Marian Hobson, professor of French at Queen Mary, University of London, says: "If done properly, [peer review] entails bibliographical searches, checking of statements, repeated visits to the university library, not just to Google. Yet this kind of activity counts for nix, nothing, zilch in the research assessment exercise [in which every active researcher in every university in the UK is assessed by panels of other academics to receive grants for their research]."

 

In one suggestion the report recommends that the importance of peer reviewing should be better reflected in the research assessment exercise. "Those responsible for the management of universities and research institutes need to ensure that they ... encourage and reward peer review activity," it says.

 

It goes on: "As we conducted our review, we were struck ... by the extent to which there is little attention to training in peer review. Training is important, not just in itself, but because of the privileged position that peer reviewers enjoy.

"By virtue of reading a paper, reviewers can acquire access to original data sets, new empirical results or innovative conceptual work. In the business world, these would count as commercial secrets. In the academic world, the ethos is that reviewers are part of the gatekeeping system, the ultimate rationale of which is the fast and efficient dissemination of research findings.

"The integrity of the peer review system is therefore of great importance.
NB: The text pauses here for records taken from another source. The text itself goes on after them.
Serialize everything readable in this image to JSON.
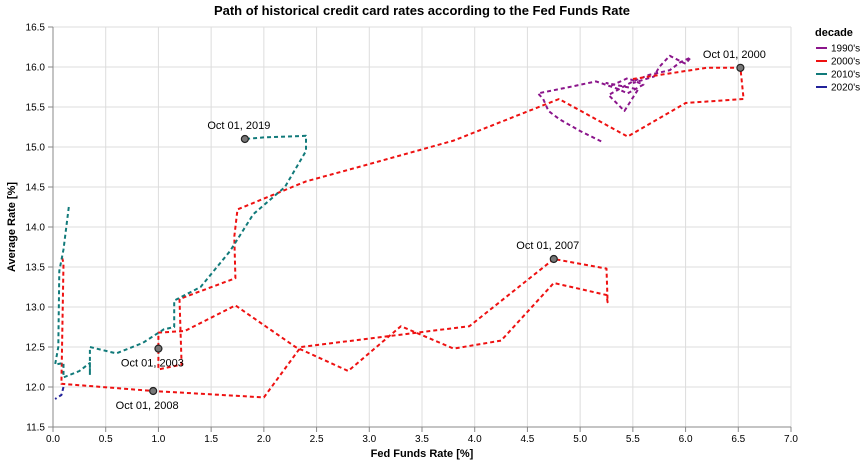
{
  "chart_data": {
    "type": "line",
    "title": "Path of historical credit card rates according to the Fed Funds Rate",
    "xlabel": "Fed Funds Rate [%]",
    "ylabel": "Average Rate [%]",
    "xlim": [
      0,
      7.0
    ],
    "ylim": [
      11.5,
      16.5
    ],
    "xticks": [
      "0.0",
      "0.5",
      "1.0",
      "1.5",
      "2.0",
      "2.5",
      "3.0",
      "3.5",
      "4.0",
      "4.5",
      "5.0",
      "5.5",
      "6.0",
      "6.5",
      "7.0"
    ],
    "yticks": [
      "11.5",
      "12.0",
      "12.5",
      "13.0",
      "13.5",
      "14.0",
      "14.5",
      "15.0",
      "15.5",
      "16.0",
      "16.5"
    ],
    "grid": true,
    "line_style": "dashed",
    "legend": {
      "title": "decade",
      "placement": "right",
      "entries": [
        {
          "label": "1990's",
          "color": "#8b158b"
        },
        {
          "label": "2000's",
          "color": "#ee1111"
        },
        {
          "label": "2010's",
          "color": "#117a7a"
        },
        {
          "label": "2020's",
          "color": "#22229a"
        }
      ]
    },
    "series": [
      {
        "name": "1990's",
        "color": "#8b158b",
        "points": [
          [
            5.2,
            15.07
          ],
          [
            5.0,
            15.2
          ],
          [
            4.8,
            15.35
          ],
          [
            4.7,
            15.45
          ],
          [
            4.65,
            15.6
          ],
          [
            4.6,
            15.67
          ],
          [
            4.9,
            15.75
          ],
          [
            5.15,
            15.82
          ],
          [
            5.35,
            15.73
          ],
          [
            5.45,
            15.67
          ],
          [
            5.6,
            15.78
          ],
          [
            5.45,
            15.86
          ],
          [
            5.3,
            15.77
          ],
          [
            5.25,
            15.8
          ],
          [
            5.55,
            15.72
          ],
          [
            5.42,
            15.45
          ],
          [
            5.27,
            15.65
          ],
          [
            5.5,
            15.82
          ],
          [
            5.65,
            15.9
          ],
          [
            5.85,
            15.96
          ],
          [
            5.95,
            16.06
          ],
          [
            6.05,
            16.12
          ],
          [
            6.0,
            16.04
          ],
          [
            5.85,
            16.14
          ],
          [
            5.75,
            16.0
          ],
          [
            5.7,
            15.88
          ],
          [
            5.5,
            15.8
          ]
        ]
      },
      {
        "name": "2000's",
        "color": "#ee1111",
        "points": [
          [
            5.5,
            15.85
          ],
          [
            6.2,
            15.99
          ],
          [
            6.52,
            15.99
          ],
          [
            6.55,
            15.6
          ],
          [
            6.0,
            15.55
          ],
          [
            5.45,
            15.13
          ],
          [
            4.8,
            15.6
          ],
          [
            3.8,
            15.08
          ],
          [
            2.9,
            14.75
          ],
          [
            2.4,
            14.57
          ],
          [
            1.75,
            14.22
          ],
          [
            1.72,
            13.88
          ],
          [
            1.73,
            13.36
          ],
          [
            1.2,
            13.1
          ],
          [
            1.22,
            12.28
          ],
          [
            1.0,
            12.22
          ],
          [
            1.0,
            12.68
          ],
          [
            1.25,
            12.7
          ],
          [
            1.73,
            13.02
          ],
          [
            2.3,
            12.5
          ],
          [
            2.8,
            12.2
          ],
          [
            3.3,
            12.76
          ],
          [
            3.8,
            12.48
          ],
          [
            4.25,
            12.58
          ],
          [
            4.75,
            13.3
          ],
          [
            5.25,
            13.15
          ],
          [
            5.26,
            13.06
          ],
          [
            5.25,
            13.48
          ],
          [
            4.75,
            13.6
          ],
          [
            3.95,
            12.76
          ],
          [
            2.35,
            12.5
          ],
          [
            2.0,
            11.87
          ],
          [
            0.95,
            11.95
          ],
          [
            0.08,
            12.04
          ],
          [
            0.1,
            13.55
          ],
          [
            0.08,
            13.65
          ]
        ]
      },
      {
        "name": "2010's",
        "color": "#117a7a",
        "points": [
          [
            0.15,
            14.25
          ],
          [
            0.1,
            13.72
          ],
          [
            0.06,
            13.45
          ],
          [
            0.05,
            12.5
          ],
          [
            0.02,
            12.28
          ],
          [
            0.1,
            12.3
          ],
          [
            0.1,
            12.12
          ],
          [
            0.25,
            12.2
          ],
          [
            0.35,
            12.3
          ],
          [
            0.35,
            12.15
          ],
          [
            0.35,
            12.5
          ],
          [
            0.6,
            12.42
          ],
          [
            0.85,
            12.55
          ],
          [
            1.05,
            12.72
          ],
          [
            1.15,
            12.75
          ],
          [
            1.15,
            13.08
          ],
          [
            1.4,
            13.25
          ],
          [
            1.68,
            13.7
          ],
          [
            1.9,
            14.16
          ],
          [
            2.2,
            14.5
          ],
          [
            2.4,
            14.95
          ],
          [
            2.4,
            15.14
          ],
          [
            2.0,
            15.12
          ],
          [
            1.82,
            15.1
          ]
        ]
      },
      {
        "name": "2020's",
        "color": "#22229a",
        "points": [
          [
            0.1,
            12.0
          ],
          [
            0.08,
            11.9
          ],
          [
            0.02,
            11.85
          ]
        ]
      }
    ],
    "annotations": [
      {
        "label": "Oct 01, 2000",
        "x": 6.52,
        "y": 15.99,
        "label_pos": "above"
      },
      {
        "label": "Oct 01, 2019",
        "x": 1.82,
        "y": 15.1,
        "label_pos": "above"
      },
      {
        "label": "Oct 01, 2007",
        "x": 4.75,
        "y": 13.6,
        "label_pos": "above"
      },
      {
        "label": "Oct 01, 2003",
        "x": 1.0,
        "y": 12.48,
        "label_pos": "below"
      },
      {
        "label": "Oct 01, 2008",
        "x": 0.95,
        "y": 11.95,
        "label_pos": "below"
      }
    ]
  }
}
One of the ways in which that integrity is maintained is through its dependence upon professional and unselfish motivations, and this in turn suggests the importance of training in the professional and ethical conventions of the practice."

 

The British Academy reports concludes with a warning to the government: plans to overhaul the way research is assessed after next year will change peer review for the worse, especially in the humanities.

 

And Marian Hobson says: "Metrics [which is expected to be the backbone of Britain's RAE after 2008] is helpful in giving a kind of overview measured in terms of items. A bit like a waistline measurement. It doesn't give much of an idea of whether they are slim or fat, unless they are at the extreme ends of the spectrum."